Most DNA exposure methods incorporate chemicals into double-strain DNA and measure fluorescence intensity correlated with the amount of DNA to determine the number of cells, such as the method of employing Hoechst 33258 (Chen, 2007). Hoechst 33258 can cause acute toxicity through oral intake, dermal contact, respiratory inhalation, as well as mutagenesis. Radiolabeled thymidine uptake is another efficient approach to monitor cell proliferation; however, radioactive materials can endanger health, the environment, and cause genetic mutation. MTT assay is a good example for testing the metabolic activities of cells (Zhao, 2008). MTT produces a yellowish solution that is converted into dark blue water-insoluble MTT formazan by mitochondrial dehydrogenases of living cells. The blue crystals are solubilized with organic solvent such as dimethyl sulfoxide, which is an eco-unfavorable reagent. To decrease the amount of chemicals and protect the environment, a novel technology, electrochemical impedance spectroscopy (EIS), has been developed for cellular analysis in a non-invasive and non-noxious manner compared to conventional chemical assays.
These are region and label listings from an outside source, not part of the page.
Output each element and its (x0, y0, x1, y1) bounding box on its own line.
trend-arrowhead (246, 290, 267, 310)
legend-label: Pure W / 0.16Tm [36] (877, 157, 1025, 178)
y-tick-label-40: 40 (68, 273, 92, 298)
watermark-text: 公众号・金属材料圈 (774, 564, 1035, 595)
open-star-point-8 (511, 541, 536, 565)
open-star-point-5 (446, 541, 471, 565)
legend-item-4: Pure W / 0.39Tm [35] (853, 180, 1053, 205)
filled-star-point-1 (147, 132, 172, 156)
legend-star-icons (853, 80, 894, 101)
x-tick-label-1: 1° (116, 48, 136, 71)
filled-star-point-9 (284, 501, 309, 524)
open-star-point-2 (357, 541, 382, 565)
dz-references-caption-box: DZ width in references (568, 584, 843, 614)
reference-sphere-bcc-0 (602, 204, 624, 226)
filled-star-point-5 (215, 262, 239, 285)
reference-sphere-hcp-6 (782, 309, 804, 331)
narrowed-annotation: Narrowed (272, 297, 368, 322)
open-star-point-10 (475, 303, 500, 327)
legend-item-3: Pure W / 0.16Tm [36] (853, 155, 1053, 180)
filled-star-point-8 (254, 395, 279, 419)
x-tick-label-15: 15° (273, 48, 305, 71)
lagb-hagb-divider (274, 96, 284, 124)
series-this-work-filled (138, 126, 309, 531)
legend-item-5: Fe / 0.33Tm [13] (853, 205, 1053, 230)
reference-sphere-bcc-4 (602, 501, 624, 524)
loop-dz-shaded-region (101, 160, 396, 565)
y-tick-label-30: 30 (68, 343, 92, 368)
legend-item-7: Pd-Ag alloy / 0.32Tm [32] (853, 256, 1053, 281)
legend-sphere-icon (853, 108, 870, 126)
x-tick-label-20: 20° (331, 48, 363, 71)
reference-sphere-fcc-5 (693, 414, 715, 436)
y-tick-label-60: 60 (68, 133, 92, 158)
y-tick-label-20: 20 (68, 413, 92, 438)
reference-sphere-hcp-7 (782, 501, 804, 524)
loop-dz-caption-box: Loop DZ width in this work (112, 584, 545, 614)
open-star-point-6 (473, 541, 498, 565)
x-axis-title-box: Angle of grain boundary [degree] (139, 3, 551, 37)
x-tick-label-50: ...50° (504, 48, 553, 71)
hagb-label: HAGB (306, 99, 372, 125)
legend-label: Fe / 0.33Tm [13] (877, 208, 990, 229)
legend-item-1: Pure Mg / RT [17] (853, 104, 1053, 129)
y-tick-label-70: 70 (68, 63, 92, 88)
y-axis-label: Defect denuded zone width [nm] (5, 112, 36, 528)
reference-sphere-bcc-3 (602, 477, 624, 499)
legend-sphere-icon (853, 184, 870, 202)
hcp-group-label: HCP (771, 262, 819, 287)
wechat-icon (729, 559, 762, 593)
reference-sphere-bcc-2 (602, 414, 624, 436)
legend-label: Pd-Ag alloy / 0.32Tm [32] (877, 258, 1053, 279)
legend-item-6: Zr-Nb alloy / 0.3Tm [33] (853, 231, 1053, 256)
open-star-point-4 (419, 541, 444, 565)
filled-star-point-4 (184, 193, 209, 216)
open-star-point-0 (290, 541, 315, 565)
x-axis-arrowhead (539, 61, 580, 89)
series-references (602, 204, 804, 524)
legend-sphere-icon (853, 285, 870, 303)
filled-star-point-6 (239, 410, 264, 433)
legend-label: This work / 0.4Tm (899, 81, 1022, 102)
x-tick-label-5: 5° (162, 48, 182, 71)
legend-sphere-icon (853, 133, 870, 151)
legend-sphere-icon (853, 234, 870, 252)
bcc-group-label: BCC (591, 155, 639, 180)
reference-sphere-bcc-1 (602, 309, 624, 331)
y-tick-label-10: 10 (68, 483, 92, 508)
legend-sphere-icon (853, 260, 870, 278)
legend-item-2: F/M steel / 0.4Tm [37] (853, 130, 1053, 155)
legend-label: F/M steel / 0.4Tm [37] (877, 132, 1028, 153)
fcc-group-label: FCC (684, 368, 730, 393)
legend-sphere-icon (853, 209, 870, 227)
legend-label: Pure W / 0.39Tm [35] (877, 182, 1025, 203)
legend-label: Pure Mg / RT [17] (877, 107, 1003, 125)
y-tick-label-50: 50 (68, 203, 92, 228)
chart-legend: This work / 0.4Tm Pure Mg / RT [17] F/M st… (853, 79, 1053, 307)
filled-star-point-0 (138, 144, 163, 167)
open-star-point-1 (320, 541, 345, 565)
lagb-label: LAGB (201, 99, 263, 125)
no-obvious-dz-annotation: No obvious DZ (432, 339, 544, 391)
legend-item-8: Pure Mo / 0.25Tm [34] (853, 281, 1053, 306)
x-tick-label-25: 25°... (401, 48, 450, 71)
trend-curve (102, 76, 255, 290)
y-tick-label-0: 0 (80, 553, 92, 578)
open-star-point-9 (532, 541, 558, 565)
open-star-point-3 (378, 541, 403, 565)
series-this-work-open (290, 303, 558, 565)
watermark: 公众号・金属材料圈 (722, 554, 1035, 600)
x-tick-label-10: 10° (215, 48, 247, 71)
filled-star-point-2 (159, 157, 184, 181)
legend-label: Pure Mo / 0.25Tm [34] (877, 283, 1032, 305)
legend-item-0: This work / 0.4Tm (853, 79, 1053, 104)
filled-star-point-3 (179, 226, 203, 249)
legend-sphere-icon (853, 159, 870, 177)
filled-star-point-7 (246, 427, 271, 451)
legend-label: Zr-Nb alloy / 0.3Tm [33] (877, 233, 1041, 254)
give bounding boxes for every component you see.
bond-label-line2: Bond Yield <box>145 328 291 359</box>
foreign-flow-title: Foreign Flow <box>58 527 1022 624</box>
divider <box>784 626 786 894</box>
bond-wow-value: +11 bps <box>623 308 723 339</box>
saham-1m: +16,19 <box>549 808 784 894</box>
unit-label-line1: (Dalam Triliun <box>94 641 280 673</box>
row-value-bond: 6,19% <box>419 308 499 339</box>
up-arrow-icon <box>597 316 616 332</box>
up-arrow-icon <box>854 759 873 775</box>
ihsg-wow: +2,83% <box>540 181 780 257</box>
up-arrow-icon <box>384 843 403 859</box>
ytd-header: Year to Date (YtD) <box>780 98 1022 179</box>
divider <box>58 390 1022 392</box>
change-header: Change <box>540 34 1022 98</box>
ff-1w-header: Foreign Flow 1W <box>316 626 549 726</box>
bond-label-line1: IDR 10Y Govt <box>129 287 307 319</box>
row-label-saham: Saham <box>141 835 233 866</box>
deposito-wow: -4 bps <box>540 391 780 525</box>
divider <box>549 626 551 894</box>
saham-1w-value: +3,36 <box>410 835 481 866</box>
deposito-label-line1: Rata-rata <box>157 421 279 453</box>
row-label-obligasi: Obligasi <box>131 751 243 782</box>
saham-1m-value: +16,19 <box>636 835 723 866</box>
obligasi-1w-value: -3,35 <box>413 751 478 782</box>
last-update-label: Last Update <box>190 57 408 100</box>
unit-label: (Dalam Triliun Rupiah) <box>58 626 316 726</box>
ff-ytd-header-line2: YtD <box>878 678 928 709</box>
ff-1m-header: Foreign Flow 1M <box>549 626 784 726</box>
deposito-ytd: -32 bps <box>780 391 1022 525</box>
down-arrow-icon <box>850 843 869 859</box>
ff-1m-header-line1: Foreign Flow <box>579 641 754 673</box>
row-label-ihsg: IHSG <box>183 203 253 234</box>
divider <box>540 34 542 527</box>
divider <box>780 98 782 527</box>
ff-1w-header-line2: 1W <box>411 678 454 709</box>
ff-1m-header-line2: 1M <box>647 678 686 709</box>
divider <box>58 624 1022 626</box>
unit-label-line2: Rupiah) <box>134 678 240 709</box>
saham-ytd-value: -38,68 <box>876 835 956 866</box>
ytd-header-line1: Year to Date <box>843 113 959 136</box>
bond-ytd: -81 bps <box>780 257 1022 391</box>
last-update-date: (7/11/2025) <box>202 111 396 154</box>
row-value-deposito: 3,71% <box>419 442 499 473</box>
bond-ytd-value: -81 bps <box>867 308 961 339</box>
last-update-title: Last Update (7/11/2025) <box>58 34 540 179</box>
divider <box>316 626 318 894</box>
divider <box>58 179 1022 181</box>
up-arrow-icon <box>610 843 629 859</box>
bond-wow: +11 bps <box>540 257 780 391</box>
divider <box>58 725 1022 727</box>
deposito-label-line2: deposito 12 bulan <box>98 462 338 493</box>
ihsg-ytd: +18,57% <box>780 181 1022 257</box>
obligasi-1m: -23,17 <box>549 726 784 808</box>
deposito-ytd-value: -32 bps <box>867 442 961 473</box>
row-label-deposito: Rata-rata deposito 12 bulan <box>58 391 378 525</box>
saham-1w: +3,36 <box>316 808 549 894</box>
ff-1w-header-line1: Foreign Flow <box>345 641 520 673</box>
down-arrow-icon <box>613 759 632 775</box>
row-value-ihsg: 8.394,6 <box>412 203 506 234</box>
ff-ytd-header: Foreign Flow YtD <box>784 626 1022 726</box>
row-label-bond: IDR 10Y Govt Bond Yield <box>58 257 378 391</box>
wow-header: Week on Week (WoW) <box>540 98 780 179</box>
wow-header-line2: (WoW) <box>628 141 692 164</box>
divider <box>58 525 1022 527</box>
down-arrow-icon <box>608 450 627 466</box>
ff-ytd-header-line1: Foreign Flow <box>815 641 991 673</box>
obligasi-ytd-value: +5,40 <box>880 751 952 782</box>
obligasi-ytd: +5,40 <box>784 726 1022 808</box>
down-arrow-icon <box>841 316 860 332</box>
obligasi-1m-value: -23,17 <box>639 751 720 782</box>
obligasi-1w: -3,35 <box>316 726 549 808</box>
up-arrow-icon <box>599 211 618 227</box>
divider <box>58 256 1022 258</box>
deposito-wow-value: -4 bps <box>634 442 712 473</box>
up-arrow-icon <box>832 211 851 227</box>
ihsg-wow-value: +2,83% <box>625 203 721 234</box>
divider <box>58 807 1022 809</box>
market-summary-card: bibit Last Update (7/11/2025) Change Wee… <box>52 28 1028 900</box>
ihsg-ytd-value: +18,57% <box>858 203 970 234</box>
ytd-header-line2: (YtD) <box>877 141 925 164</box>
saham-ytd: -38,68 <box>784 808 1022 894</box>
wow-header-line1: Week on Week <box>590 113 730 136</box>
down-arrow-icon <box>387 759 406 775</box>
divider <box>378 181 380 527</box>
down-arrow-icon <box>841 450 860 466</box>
EIS using microelectrode arrays has gained much attention as a promising, label free, fast, and real-time method for cellular analysis (Opp, 2009). The electric cell-substrate impedance sensing (ECIS; Applied BioPhysics, Troy, NY, USA) and real time cell electronic sensing (RT-CES; Roche Applied Sciences, Basel, Switzerland) systems are two typical examples. Those systems are widely applied in measuring cell proliferation (Zudaire, 2007), attachment and spreading (Charrier, 2007; Liu, 2007), motility (Chen, 2008; Jiang, 2008; Jiang, 2009), toxicology (Opp, 2009; Van der Schalie, 2006), barrier function (Low, 2009; Nahari, 2007), wounding, and migration (Sapper, 2006; Saxena, 2007). There has been a drastic increase in the number of scientific publications on ECIS, RT-CES and other EIS systems listed in the ISI-Web of Knowledge database over the past decade. Currently, commercial sensing chips are opaque due to the chip substrate and the gold electrical route. However, transparent chips for optically related examination are sometimes required to have simultaneous optical images and electrical impedance data to elucidate some complicated cellular behaviors.